Hacia 1943, Pierrette Jeanne Poli y sus dos hijas Madeleine y Marie José Tramini se mudaron a Mequinez (en francés, Meknès), una ciudad al norte de Marruecos, cercana a Casablanca, Fez y Rabat y a casi 300 kilómetros del Tánger.
Los primeros habitantes de Mequinez fueron los meknasíes, una tribu bereber que le dio nombre al lugar. En el siglo XVII, el sultán Mulay Ismaíl estableció ahí la capital del país, mandó edificar sus murallas y sus magníficas puertas. Sin embargo, la muerte del monarca hizo que la ciudad decayera hasta perder el título.
El historiador Pierre Aubree destaca los atractivos del lugar:
“La actividad de la ciudad y su región se afirma de manera concreta y espectacular por la Feria de Mequinez, que ocupa un lugar preferente en el calendario de los grandes eventos económicos del Protectorado. […] Esta Feria es una notable ilustración del desarrollo de la tierra marroquí. También da testimonio de la actividad comercial e industrial sin la cual el esfuerzo agrícola no hubiera podido crear la metrópolis regional que fue la [del general Joseph François Poeymirau], el legendario pacificador del Medio Atlas y que vemos crecer cada día, digna de su glorioso pasado, del futuro que juntos estamos construyendo. El rostro moderno de Mequinez está dibujado por una gran cantidad de arquitectos que saben cómo colocar casas de proporciones felices en un entorno muy hermoso. La montaña de Zerhoun sirve de telón de fondo al paisaje, y Mequinez, a pesar de su actividad, es una ciudad humana y serena, donde el hombre se encuentra a gusto”.
Desde 1906, Francia controlaba al país africano. En virtud de la Conferencia de Algeciras, los galos se apropiaron de los bancos, la aduana y la policía. Seis años después, el Tratado de Fez convirtió a Marruecos en un protectorado, hizo oficial la colonización y la edificación de modernas “Villes Nouvelles”.

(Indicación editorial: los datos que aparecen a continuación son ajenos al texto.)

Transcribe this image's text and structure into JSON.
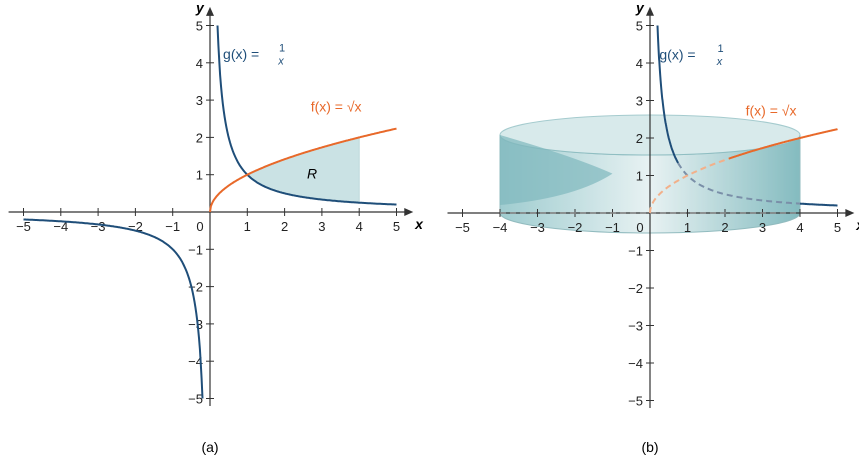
{
  "chart_data": [
    {
      "type": "line",
      "panel_label": "(a)",
      "xlabel": "x",
      "ylabel": "y",
      "xlim": [
        -5,
        5
      ],
      "ylim": [
        -5,
        5
      ],
      "xticks": [
        -5,
        -4,
        -3,
        -2,
        -1,
        1,
        2,
        3,
        4,
        5
      ],
      "yticks": [
        -5,
        -4,
        -3,
        -2,
        -1,
        1,
        2,
        3,
        4,
        5
      ],
      "origin_label": "0",
      "series": [
        {
          "name": "g(x) = 1/x",
          "func": "1/x",
          "domain": [
            -5,
            5
          ],
          "color": "#1f4e79"
        },
        {
          "name": "f(x) = √x",
          "func": "sqrt(x)",
          "domain": [
            0,
            5
          ],
          "color": "#e8692a"
        }
      ],
      "region": {
        "label": "R",
        "x_range": [
          1,
          4
        ],
        "between": [
          "f",
          "g"
        ],
        "color": "#a8cfd3"
      }
    },
    {
      "type": "line",
      "panel_label": "(b)",
      "xlabel": "x",
      "ylabel": "y",
      "xlim": [
        -5,
        5
      ],
      "ylim": [
        -5,
        5
      ],
      "xticks": [
        -5,
        -4,
        -3,
        -2,
        -1,
        1,
        2,
        3,
        4,
        5
      ],
      "yticks": [
        -5,
        -4,
        -3,
        -2,
        -1,
        1,
        2,
        3,
        4,
        5
      ],
      "origin_label": "0",
      "series": [
        {
          "name": "g(x) = 1/x",
          "func": "1/x",
          "domain": [
            0.2,
            5
          ],
          "color": "#1f4e79"
        },
        {
          "name": "f(x) = √x",
          "func": "sqrt(x)",
          "domain": [
            0,
            5
          ],
          "color": "#e8692a"
        }
      ],
      "solid": {
        "description": "region R revolved about the y-axis",
        "radius": 4,
        "height": 2,
        "color": "#7fb8bd"
      }
    }
  ],
  "labels": {
    "g_name": "g(x) =",
    "g_num": "1",
    "g_den": "x",
    "f_name": "f(x) =",
    "f_rad": "x",
    "region": "R",
    "a": "(a)",
    "b": "(b)",
    "x": "x",
    "y": "y"
  }
}
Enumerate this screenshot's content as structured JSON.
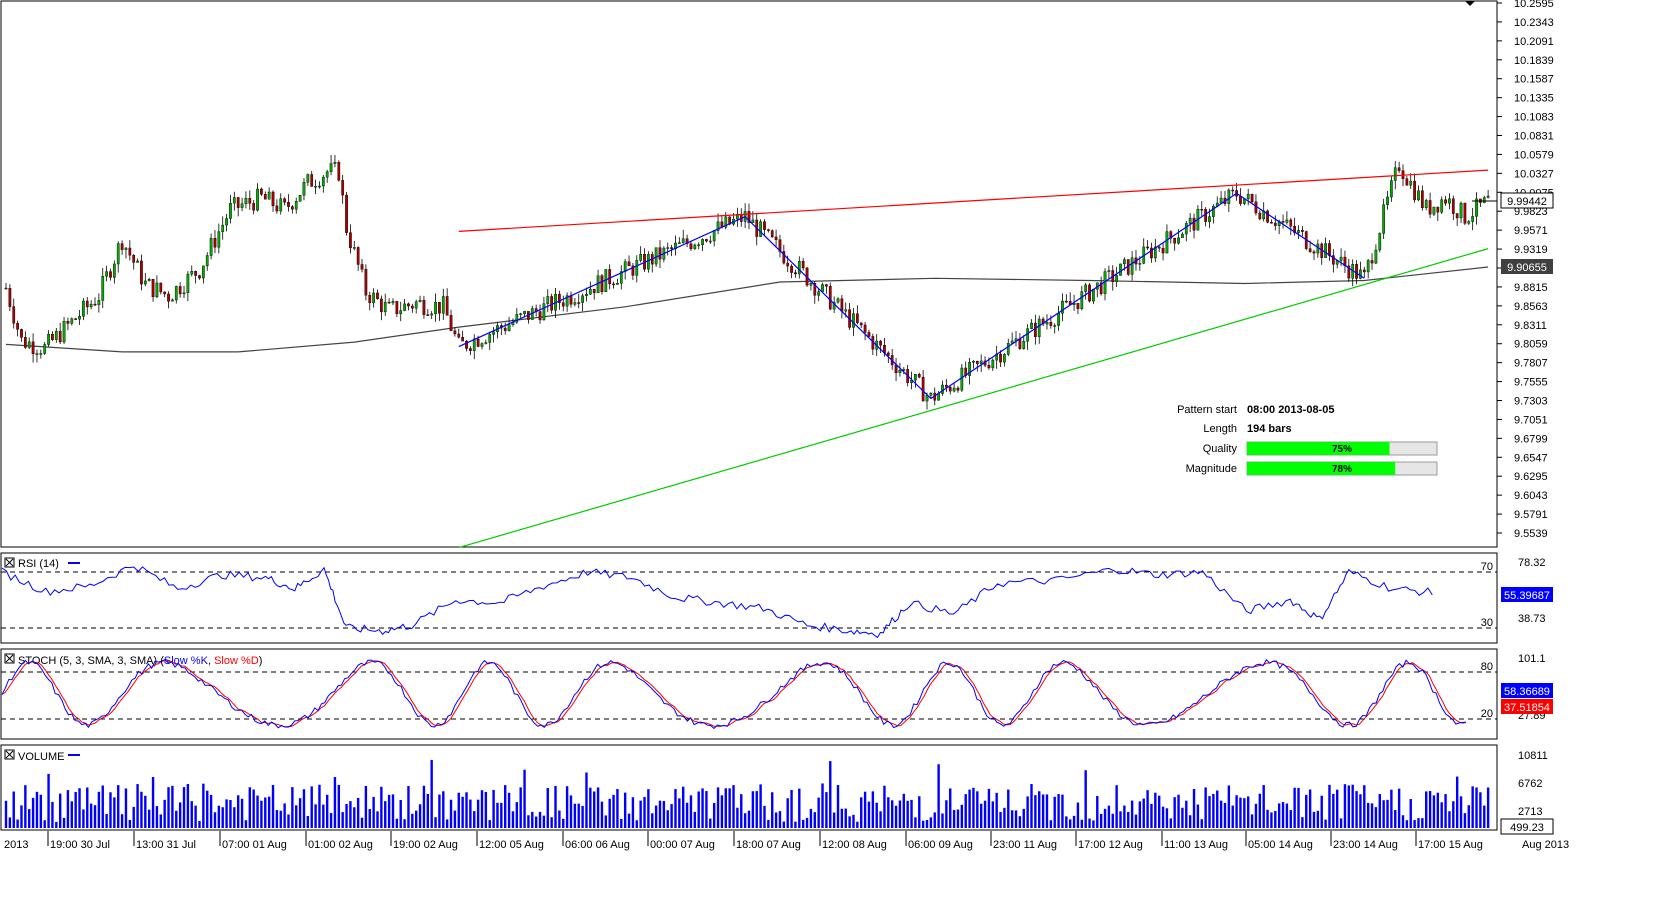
{
  "chart_data": [
    {
      "type": "candlestick",
      "name": "price",
      "y_range": [
        9.527,
        10.2595
      ],
      "y_ticks": [
        "10.2595",
        "10.2343",
        "10.2091",
        "10.1839",
        "10.1587",
        "10.1335",
        "10.1083",
        "10.0831",
        "10.0579",
        "10.0327",
        "10.0075",
        "9.9823",
        "9.9571",
        "9.9319",
        "9.9067",
        "9.8815",
        "9.8563",
        "9.8311",
        "9.8059",
        "9.7807",
        "9.7555",
        "9.7303",
        "9.7051",
        "9.6799",
        "9.6547",
        "9.6295",
        "9.6043",
        "9.5791",
        "9.5539"
      ],
      "last_price": "9.99442",
      "ma_value": "9.90655",
      "bar_count": 245,
      "anchors": [
        [
          0,
          9.88
        ],
        [
          4,
          9.81
        ],
        [
          10,
          9.8
        ],
        [
          16,
          9.83
        ],
        [
          24,
          9.87
        ],
        [
          30,
          9.945
        ],
        [
          36,
          9.885
        ],
        [
          42,
          9.87
        ],
        [
          50,
          9.905
        ],
        [
          58,
          9.985
        ],
        [
          66,
          10.0
        ],
        [
          72,
          9.985
        ],
        [
          78,
          10.02
        ],
        [
          83,
          10.035
        ],
        [
          86,
          10.035
        ],
        [
          88,
          9.96
        ],
        [
          93,
          9.875
        ],
        [
          99,
          9.85
        ],
        [
          106,
          9.86
        ],
        [
          113,
          9.855
        ],
        [
          119,
          9.835
        ],
        [
          125,
          9.865
        ],
        [
          133,
          9.845
        ],
        [
          140,
          9.855
        ],
        [
          148,
          9.885
        ],
        [
          156,
          9.945
        ],
        [
          164,
          9.955
        ],
        [
          172,
          9.93
        ],
        [
          180,
          9.955
        ],
        [
          188,
          9.96
        ],
        [
          195,
          9.965
        ],
        [
          201,
          9.925
        ],
        [
          207,
          9.865
        ],
        [
          213,
          9.83
        ],
        [
          221,
          9.825
        ],
        [
          227,
          9.82
        ],
        [
          231,
          9.795
        ],
        [
          235,
          9.755
        ],
        [
          242,
          9.735
        ],
        [
          247,
          9.805
        ],
        [
          253,
          9.825
        ],
        [
          259,
          9.805
        ]
      ],
      "pattern_points": [
        [
          117,
          9.802
        ],
        [
          191,
          9.975
        ],
        [
          239,
          9.733
        ],
        [
          318,
          10.006
        ],
        [
          351,
          9.893
        ]
      ],
      "pattern_points_note": "x as bar index",
      "resistance_line": [
        [
          117,
          9.9555
        ],
        [
          383,
          10.037
        ]
      ],
      "support_line": [
        [
          117,
          9.5345
        ],
        [
          383,
          9.9325
        ]
      ],
      "moving_average": [
        [
          0,
          9.805
        ],
        [
          30,
          9.795
        ],
        [
          60,
          9.795
        ],
        [
          90,
          9.808
        ],
        [
          117,
          9.828
        ],
        [
          160,
          9.855
        ],
        [
          200,
          9.888
        ],
        [
          240,
          9.893
        ],
        [
          280,
          9.89
        ],
        [
          320,
          9.886
        ],
        [
          351,
          9.89
        ],
        [
          383,
          9.908
        ]
      ]
    },
    {
      "type": "line",
      "name": "rsi",
      "title": "RSI (14)",
      "y_ticks": [
        "78.32",
        "38.73"
      ],
      "levels": [
        "70",
        "30"
      ],
      "last_value": "55.39687",
      "values_note": "sampled RSI values along x (0-1)",
      "values": [
        [
          0,
          70
        ],
        [
          0.03,
          56
        ],
        [
          0.06,
          60
        ],
        [
          0.09,
          75
        ],
        [
          0.12,
          58
        ],
        [
          0.15,
          68
        ],
        [
          0.18,
          66
        ],
        [
          0.2,
          58
        ],
        [
          0.22,
          72
        ],
        [
          0.235,
          30
        ],
        [
          0.26,
          28
        ],
        [
          0.28,
          32
        ],
        [
          0.31,
          50
        ],
        [
          0.34,
          48
        ],
        [
          0.37,
          60
        ],
        [
          0.4,
          70
        ],
        [
          0.43,
          66
        ],
        [
          0.46,
          52
        ],
        [
          0.49,
          48
        ],
        [
          0.52,
          44
        ],
        [
          0.55,
          32
        ],
        [
          0.58,
          28
        ],
        [
          0.6,
          26
        ],
        [
          0.62,
          48
        ],
        [
          0.65,
          40
        ],
        [
          0.68,
          62
        ],
        [
          0.72,
          64
        ],
        [
          0.76,
          72
        ],
        [
          0.79,
          68
        ],
        [
          0.82,
          70
        ],
        [
          0.85,
          42
        ],
        [
          0.88,
          50
        ],
        [
          0.9,
          36
        ],
        [
          0.92,
          70
        ],
        [
          0.95,
          58
        ],
        [
          0.98,
          55
        ]
      ]
    },
    {
      "type": "line",
      "name": "stochastic",
      "title": "STOCH (5, 3, SMA, 3, SMA)",
      "series": [
        {
          "name": "Slow %K",
          "color": "#0000ff",
          "last_value": "58.36689"
        },
        {
          "name": "Slow %D",
          "color": "#ff0000",
          "last_value": "37.51854"
        }
      ],
      "y_ticks": [
        "101.1",
        "27.89"
      ],
      "levels": [
        "80",
        "20"
      ],
      "wave_note": "oscillating %K/%D between 10 and 95"
    },
    {
      "type": "bar",
      "name": "volume",
      "title": "VOLUME",
      "y_ticks": [
        "10811",
        "6762",
        "2713"
      ],
      "last_value": "499.23"
    }
  ],
  "x_labels": [
    "2013",
    "19:00 30 Jul",
    "13:00 31 Jul",
    "07:00 01 Aug",
    "01:00 02 Aug",
    "19:00 02 Aug",
    "12:00 05 Aug",
    "06:00 06 Aug",
    "00:00 07 Aug",
    "18:00 07 Aug",
    "12:00 08 Aug",
    "06:00 09 Aug",
    "23:00 11 Aug",
    "17:00 12 Aug",
    "11:00 13 Aug",
    "05:00 14 Aug",
    "23:00 14 Aug",
    "17:00 15 Aug",
    "Aug 2013"
  ],
  "pattern_info": {
    "start_label": "Pattern start",
    "start_value": "08:00 2013-08-05",
    "length_label": "Length",
    "length_value": "194 bars",
    "quality_label": "Quality",
    "quality_value": "75%",
    "quality_pct": 75,
    "magnitude_label": "Magnitude",
    "magnitude_value": "78%",
    "magnitude_pct": 78
  },
  "colors": {
    "bull": "#00aa00",
    "bear": "#aa0000",
    "resistance": "#ff0000",
    "support": "#00cc00",
    "pattern": "#0000ff",
    "ma": "#444444",
    "volume": "#0000ff",
    "gauge_fill": "#00ff00"
  }
}
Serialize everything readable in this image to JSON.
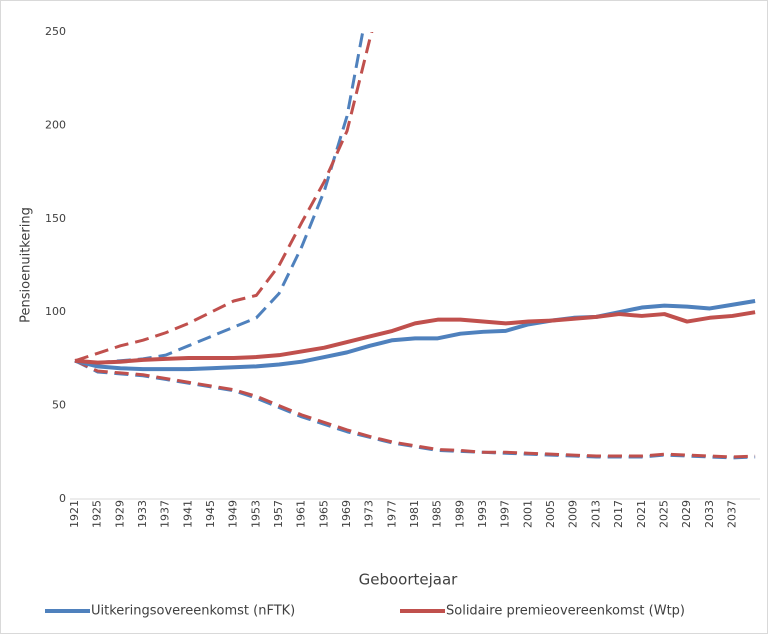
{
  "chart_data": {
    "type": "line",
    "x_label": "Geboortejaar",
    "y_label": "Pensioenuitkering",
    "categories": [
      "1921",
      "1925",
      "1929",
      "1933",
      "1937",
      "1941",
      "1945",
      "1949",
      "1953",
      "1957",
      "1961",
      "1965",
      "1969",
      "1973",
      "1977",
      "1981",
      "1985",
      "1989",
      "1993",
      "1997",
      "2001",
      "2005",
      "2009",
      "2013",
      "2017",
      "2021",
      "2025",
      "2029",
      "2033",
      "2037",
      null
    ],
    "series": [
      {
        "name": "Uitkeringsovereenkomst (nFTK)",
        "color": "#4f81bd",
        "values": [
          74,
          71,
          70,
          69.5,
          69.5,
          69.5,
          70,
          70.5,
          71,
          72,
          73.5,
          76,
          78.5,
          82,
          85,
          86,
          86,
          88.5,
          89.5,
          90,
          93.5,
          95.5,
          97,
          97.5,
          100,
          102.5,
          103.5,
          103,
          102,
          104,
          106
        ],
        "upper": [
          74,
          73,
          74,
          75,
          77,
          82,
          87,
          92,
          97,
          110,
          135,
          165,
          205,
          270,
          null,
          null,
          null,
          null,
          null,
          null,
          null,
          null,
          null,
          null,
          null,
          null,
          null,
          null,
          null,
          null,
          null
        ],
        "lower": [
          74,
          68,
          67,
          66,
          64,
          62,
          60,
          58,
          54,
          49,
          44,
          40,
          36,
          33,
          30,
          28,
          26,
          25.5,
          25,
          24.5,
          24,
          23.5,
          23,
          22.5,
          22.5,
          22.5,
          23.5,
          23,
          22.5,
          22,
          22.5
        ]
      },
      {
        "name": "Solidaire premieovereenkomst (Wtp)",
        "color": "#c0504d",
        "values": [
          74,
          73,
          73.5,
          74.5,
          75,
          75.5,
          75.5,
          75.5,
          76,
          77,
          79,
          81,
          84,
          87,
          90,
          94,
          96,
          96,
          95,
          94,
          95,
          95.5,
          96.5,
          97.5,
          99,
          98,
          99,
          95,
          97,
          98,
          100
        ],
        "upper": [
          74,
          78,
          82,
          85,
          89,
          94,
          100,
          106,
          109,
          125,
          148,
          170,
          197,
          246,
          290,
          null,
          null,
          null,
          null,
          null,
          null,
          null,
          null,
          null,
          null,
          null,
          null,
          null,
          null,
          null,
          null
        ],
        "lower": [
          74,
          68.5,
          67.5,
          66.5,
          64.5,
          62.5,
          60.5,
          58.5,
          55,
          50,
          45,
          41,
          37,
          33.5,
          30.5,
          28.5,
          26.5,
          26,
          25,
          25,
          24.5,
          24,
          23.5,
          23,
          23,
          23,
          24,
          23.5,
          23,
          22.5,
          23
        ]
      }
    ],
    "ylim": [
      0,
      250
    ],
    "yticks": [
      0,
      50,
      100,
      150,
      200,
      250
    ],
    "legend": "bottom"
  }
}
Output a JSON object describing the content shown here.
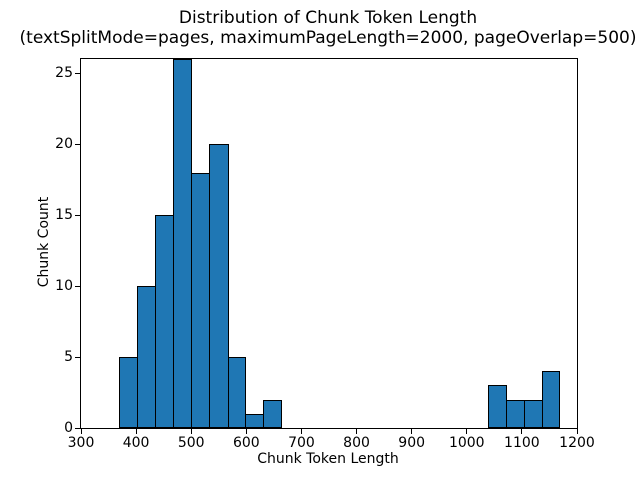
{
  "chart_data": {
    "type": "bar",
    "subtype": "histogram",
    "title": "Distribution of Chunk Token Length",
    "subtitle": "(textSplitMode=pages, maximumPageLength=2000, pageOverlap=500)",
    "xlabel": "Chunk Token Length",
    "ylabel": "Chunk Count",
    "xlim": [
      300,
      1200
    ],
    "ylim": [
      0,
      26
    ],
    "x_ticks": [
      300,
      400,
      500,
      600,
      700,
      800,
      900,
      1000,
      1100,
      1200
    ],
    "y_ticks": [
      0,
      5,
      10,
      15,
      20,
      25
    ],
    "grid": false,
    "legend": "none",
    "bins": [
      {
        "x0": 369,
        "x1": 402,
        "count": 5
      },
      {
        "x0": 402,
        "x1": 435,
        "count": 10
      },
      {
        "x0": 435,
        "x1": 467,
        "count": 15
      },
      {
        "x0": 467,
        "x1": 500,
        "count": 26
      },
      {
        "x0": 500,
        "x1": 533,
        "count": 18
      },
      {
        "x0": 533,
        "x1": 566,
        "count": 20
      },
      {
        "x0": 566,
        "x1": 598,
        "count": 5
      },
      {
        "x0": 598,
        "x1": 631,
        "count": 1
      },
      {
        "x0": 631,
        "x1": 664,
        "count": 2
      },
      {
        "x0": 1039,
        "x1": 1072,
        "count": 3
      },
      {
        "x0": 1072,
        "x1": 1104,
        "count": 2
      },
      {
        "x0": 1104,
        "x1": 1137,
        "count": 2
      },
      {
        "x0": 1137,
        "x1": 1169,
        "count": 4
      }
    ],
    "colors": {
      "bar_fill": "#1f77b4",
      "bar_edge": "#000000",
      "axis": "#000000",
      "text": "#000000",
      "background": "#ffffff"
    }
  }
}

El diseño de estos espacios era muy distinto a los cascos históricos locales, “con escuelas francesas, iglesias y señoriales avenidas con nombres de generales. No se escatimaron gastos para que los recién llegados se sintieran como en casa, lo cual hizo su presencia aún más mortificadora para los marroquíes, que pagaban las facturas con sus impuestos, hacían casi todo el trabajo y continuaban viviendo en hacinadas medinas con escasa dotación de servicios”.
En El cielo protector, Paul Bowles esboza un retrato de los lugareños:
“¿Serán amistosos? Sus rostros son máscaras. Parecen todos milenarios. La poca energía que tienen no es más que el ciego deseo de vivir, común a las masas, ya que ninguno de ellos come lo suficiente para adquirir fuerza propia. Pero ¿qué piensan de mí? Seguramente nada. ¿Me ayudaría alguno si tuviera un accidente? ¿O me quedaría tumbado aquí en la calle hasta que me encontrara la policía? ¿Qué motivo podría tener alguno de ellos para ayudarme? No les queda ninguna religión. ¿Son musulmanes o cristianos? No lo saben. Conocen el dinero y cuando lo consiguen lo único que quieren es comer”.
En ese entorno, Madeleine y Marie José ingresaron al Le Lycée Poeymirau, que en la década de los 40 contaba con casi 600 estudiantes, era una institución muy reconocida por su sección técnica, que incluían talleres de ensamblaje y carpintería.
Las palabras son puentes:/ la sombra de las colinas de Meknès/ sobre un campo de girasoles estáticos/ es un golfo violeta./ Son las tres de la tarde,/ tienes nueve años y te has adormecido/ entre los brazos frescos de la rubia mimosa.